За спиной Бабая Данила заметил Задолбайло. Командир стоял чуть поодаль, переминался с ноги на ногу и молчал.

И показалось Даниле, что смотрит Задолбайло на него как-то по-особенному, что нет в его взгляде привычной застывшей злобы.

Как будто не майор смотрел на Данилу, а растерянный мальчик Миша, который по глупости своей нашкодил и что теперь делать не знает.

— Давай-давай, поднимайся, хватит пыльные ванны принимать.

Бабай вывел Данилу из оцепенения, и опираясь друг на друга, друзья медленно направились в часть.

— Хоть бы на тумбочку лезть сегодня не пришлось – блеснуло и засело в мозгу Данилы тупой иглой.

В части эту забаву называли “Стойкий оловянный солдатик”.

Дурной пример, говорят, заразителен.

Хотя все солдаты хором ненавидели Задолбайло за злобу и муштру, многие из них отслужив некоторое время, становились похожими на своего командира и с нетерпением ожидали партию новеньких, чтобы выместить на них накопившуюся за пазухой злобу.

Злоба, помноженная на скуку, давала горькие плоды, и издевательства дедов-старослужащих становились все более жесткими.

К «стойкому оловянному солдатику» деды были особенно неравнодушны, и с его помощью испытывали новобранцев на прочность.

На исходе первого дня Данилиной службы прозвучала, наконец, команда “Отбой”, и он вместе с остальными новобранцами поспешно и неуклюже начал стаскивать с себя форму.

Когда солдатики уже были готовы рухнуть на свои кровати, два сержанта, долговязые братья-близнецы, с характерными прозвищами Лом и Лопата, подозрительно переглянулись и:

— Не спешите, желторотые, смирно!

Так и застыли солдаты не мигая, в одних трусах, а Лом с Лопатой стали медленно прохаживаться между ними.

— Мы тут вот что подумали, — важно процедил Лом. – Не дело это без охраны спать. Кабы не случилось чего! – Правильно я говорррю!?

— Совершенно верно! – подхватил Лопата.

— А раз верно, продолжал Лом, — то вам, юные друзья, выпала высокая честь охранять сон своих старших товарищей.

— А чтобы охранять вам сподручнее было, мы специально для вас постамент приготовили, и Лом забарабанил по крышке тумбочки, которую специально для этих целей близнецы вытащили на средину комнаты.

Пока солдаты с недоумением переваривали сказанное, Лом с Лопатой принялись выбирать первую жертву.

— Рыбонька, а ну-ка плыви сюда, не бойся!

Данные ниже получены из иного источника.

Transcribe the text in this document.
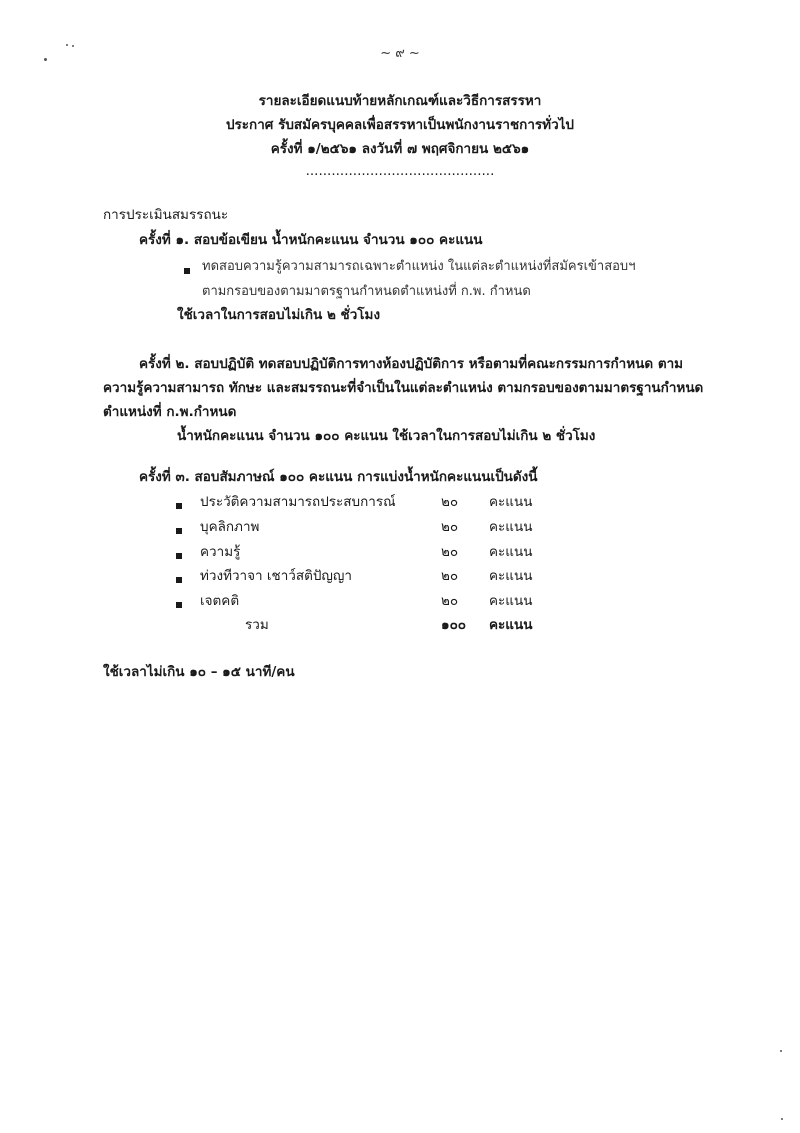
~ ๙ ~
รายละเอียดแนบท้ายหลักเกณฑ์และวิธีการสรรหา
ประกาศ รับสมัครบุคคลเพื่อสรรหาเป็นพนักงานราชการทั่วไป
ครั้งที่ ๑/๒๕๖๑ ลงวันที่ ๗ พฤศจิกายน ๒๕๖๑
............................................
การประเมินสมรรถนะ
ครั้งที่ ๑. สอบข้อเขียน น้ำหนักคะแนน จำนวน ๑๐๐ คะแนน
ทดสอบความรู้ความสามารถเฉพาะตำแหน่ง ในแต่ละตำแหน่งที่สมัครเข้าสอบฯ
ตามกรอบของตามมาตรฐานกำหนดตำแหน่งที่ ก.พ. กำหนด
ใช้เวลาในการสอบไม่เกิน ๒ ชั่วโมง
ครั้งที่ ๒. สอบปฏิบัติ ทดสอบปฏิบัติการทางห้องปฏิบัติการ หรือตามที่คณะกรรมการกำหนด ตาม
ความรู้ความสามารถ ทักษะ และสมรรถนะที่จำเป็นในแต่ละตำแหน่ง ตามกรอบของตามมาตรฐานกำหนด
ตำแหน่งที่ ก.พ.กำหนด
น้ำหนักคะแนน จำนวน ๑๐๐ คะแนน ใช้เวลาในการสอบไม่เกิน ๒ ชั่วโมง
ครั้งที่ ๓. สอบสัมภาษณ์ ๑๐๐ คะแนน การแบ่งน้ำหนักคะแนนเป็นดังนี้
ประวัติความสามารถประสบการณ์	๒๐ คะแนน
บุคลิกภาพ	๒๐ คะแนน
ความรู้	๒๐ คะแนน
ท่วงทีวาจา เชาว์สติปัญญา	๒๐ คะแนน
เจตคติ	๒๐ คะแนน
รวม	๑๐๐ คะแนน
ใช้เวลาไม่เกิน ๑๐ – ๑๕ นาที/คน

Рядовой Рыбин, угрюмый коренастый парень, сразу понял, что обращаются к нему, и судорожно принялся натягивать брюки.

— А вот это лишнее!-запротестовал Лом. Упреешь за ночь! Так полезай! Чего ждешь!?

Рыбонька послушно вскарабкался на тумбу и зашатался. Тумбочка была старая, колченогая. Чтобы удержаться на ней, требовалось стать по стойке “смирно” в самой середине и застыть, как стойкий оловянный солдатик.

— Вот молодец, привык, — насмешливо заметили Лом с Лопатой, когда Рыбонька, наконец, перестал шататься.

— Смотри в оба, носом не клюй! И плечи расправь, часовой как-никак!

С этими словами Лом и Лопата растянулись на своих койках и через минуту захрапели. За ними легли все остальные. Поначалу солдаты ворочались и украдкой поглядывали на Рыбоньку, который стоял, вытянув шею, и отбрасывал тень, похожую на восклицательный знак.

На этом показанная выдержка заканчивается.